“I’ve come after my laddie,” said the other, hurriedly. “I sent him to your shop hours ago, to—to ask a favour, and he’s never come back.”

“I’m no an hour hame,” said Borland, “and he never came near while I was there. But I’m no in the auld place now, and maybe he’s wandered a bit in lookin’ for the new shop. Man, Geordie,” he added with deep feeling, and wringing the other’s hand with a fervour unmistakable, “is it possible ye’ve been in distress and never let me ken? Come in by and tell me a’ about it.”

Kindness is more overpowering than cruelty. The poor baker staggered, trembled, and then fairly broke down, and was then hurried into the house, planted down by a rousing fire, and there forced to sit at ease, while the stout baker hastened to pile before him half the eatables in the house. While thus busy diving in and out the room as a means of concealing his own emotion, Borland managed to draw from his broken-down visitor an account of his misfortunes, and the state of things in his home; and then he quietly slipped out of the room, roused his wife out of bed, and sent her off in that direction with a bundle and a basket, which she and the servant girl could scarce carry between them. Then he got a pair of boots and a coat and muffler for Mossman, and the two set out to search for Johnny. Borland advised that they should go to the Police Office first, but that Mossman would not hear of, declaring that that was the last place Johnny would go near. When they had spent an hour in the streets they went to Hill Place in full hope that the boy would be there before them. They found some appearance of comfort in the house, but the poor mother was in tears, and the cause of her grief was explained in a few words—

“Johnny said that if he was away there would be ane less to eat, and he said he would run away and be a sailor. He’s away now, and we’ll maybe never see him again.”

“I never thought of that,” gasped Mossman, with a sinking heart. “One less to eat—he’s been craiking aboot that for weeks. We’ll never see him again;” and then in that relieved household there was more of tears than mirth or rejoicing.

“If I had only gone myself!” the father cried in unsparing self-reproach.

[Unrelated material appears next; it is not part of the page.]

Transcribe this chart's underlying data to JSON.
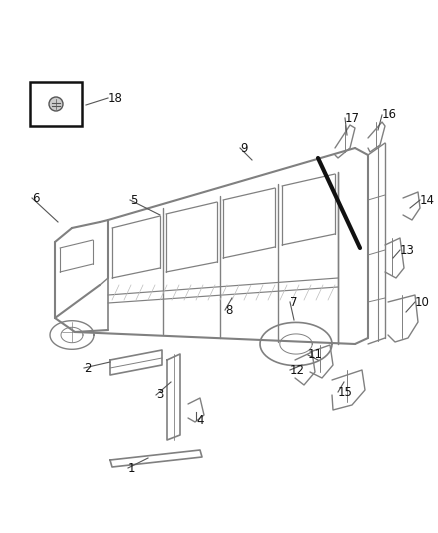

“If I had only known an hour or two earlier,” said the kind-hearted master baker.

But the mother was most inconsolable.

“I made him gang—if it hadna been for me he would have been here yet!” she sobbed. “I have done it all.”

“Tuts, the laddie is not out o’ the world surely,” said her husband, with more lightness than he really felt. “I’ve often heard him speak of trying to find out his uncle, who is a fisherman in Kirkcaldy, and of learning under him. Have patience for a day or two, and we’ll hear of him all right.”